Syllabus: PPOL 5203 - Data Science I: Foundations

Data Science and Public Policy, McCourt School for Public Polcy, Georgetown University

Course Description

This first course in the core data science sequence teaches Data Science for Public Policy (DSPP) students how to synthesize disparate, possibly unstructured data in order to draw meaningful insights. Topics covered include the fundamentals of object-oriented programming in Python; literate programming; an introduction to algorithms and data types; data wrangling, visualization, and extraction; an introduction to machine learning methods, and text analysis. In addition, students will be exposed to Git and Github for version control and reproducible research. The objective of the course is to teach students how incorporate data into their decision-making and analysis.

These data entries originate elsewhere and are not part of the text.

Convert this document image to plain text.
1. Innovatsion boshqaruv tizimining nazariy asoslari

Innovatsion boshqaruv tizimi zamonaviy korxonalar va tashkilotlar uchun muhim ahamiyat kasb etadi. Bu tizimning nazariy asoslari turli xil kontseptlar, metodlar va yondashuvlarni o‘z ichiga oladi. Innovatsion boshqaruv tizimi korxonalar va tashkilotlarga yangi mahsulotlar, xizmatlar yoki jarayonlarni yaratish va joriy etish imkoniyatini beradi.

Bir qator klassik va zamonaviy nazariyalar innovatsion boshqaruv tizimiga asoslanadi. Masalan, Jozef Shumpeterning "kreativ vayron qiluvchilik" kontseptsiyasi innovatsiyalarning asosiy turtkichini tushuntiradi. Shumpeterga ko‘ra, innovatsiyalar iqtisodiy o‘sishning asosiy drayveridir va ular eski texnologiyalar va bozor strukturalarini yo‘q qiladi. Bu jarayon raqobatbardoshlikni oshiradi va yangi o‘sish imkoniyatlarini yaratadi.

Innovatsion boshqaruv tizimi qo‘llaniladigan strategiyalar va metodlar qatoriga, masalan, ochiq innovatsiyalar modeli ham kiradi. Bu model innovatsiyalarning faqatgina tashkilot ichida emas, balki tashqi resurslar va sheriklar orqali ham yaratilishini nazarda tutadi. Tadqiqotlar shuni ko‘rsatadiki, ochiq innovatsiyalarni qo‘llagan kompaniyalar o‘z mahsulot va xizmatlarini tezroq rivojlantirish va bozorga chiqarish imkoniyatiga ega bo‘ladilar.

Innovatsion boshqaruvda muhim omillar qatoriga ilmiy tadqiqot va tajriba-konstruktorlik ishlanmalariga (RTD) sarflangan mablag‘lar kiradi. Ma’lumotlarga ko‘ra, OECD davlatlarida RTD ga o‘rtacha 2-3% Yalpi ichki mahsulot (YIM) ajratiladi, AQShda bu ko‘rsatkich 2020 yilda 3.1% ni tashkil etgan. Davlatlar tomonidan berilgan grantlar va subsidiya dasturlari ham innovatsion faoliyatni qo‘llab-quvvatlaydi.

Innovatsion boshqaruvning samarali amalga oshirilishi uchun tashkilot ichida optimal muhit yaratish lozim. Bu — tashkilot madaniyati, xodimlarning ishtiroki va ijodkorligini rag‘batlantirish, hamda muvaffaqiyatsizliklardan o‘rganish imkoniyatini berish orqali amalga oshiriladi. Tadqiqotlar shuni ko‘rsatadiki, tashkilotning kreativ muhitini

No prior programming experience is assumed or required.

Class Website: https://tiagoventura.github.io/ppol5203_fall_2023

Learning Goals

After completing this course, the students will be able to:

  • General understanding of python’s object oriented programming syntax and data structures.

  • Competency using version control (Git/Github).

  • Learn to manipulate and explore data with Pandas and other tools.

  • General understanding of analyzing algorithms and data structures.

  • Learn to extract and process data from structured and unstructured sources.

  • Get some intuition of modeling text data in Python.

  • Learn the basics of machine learning as a modeling approach.

  • Learn basics of using SQL to query databases.

Instructors and TAs

Instructor

Teaching Assistant: Sierra Sikorski (DSPP Second-Year Student)

  • Email: sps126@georgetown.edu@georgetown.edu
  • Office Hours:
    • Every Tuesday 2pm (in person, old north)
    • Every Wednesday 2pm (remote via Zoom)

Our classes

Classes will take place at the scheduled class time/place and will involve a combination of lectures, coding walkthrough, breakout group sessions, and questions. We will start our classes with a lecture highlighting what I consider to be the broader substantive and programming concepts covered in the class. From that, we will switch to a mix of coding walk through and breakout group sessions.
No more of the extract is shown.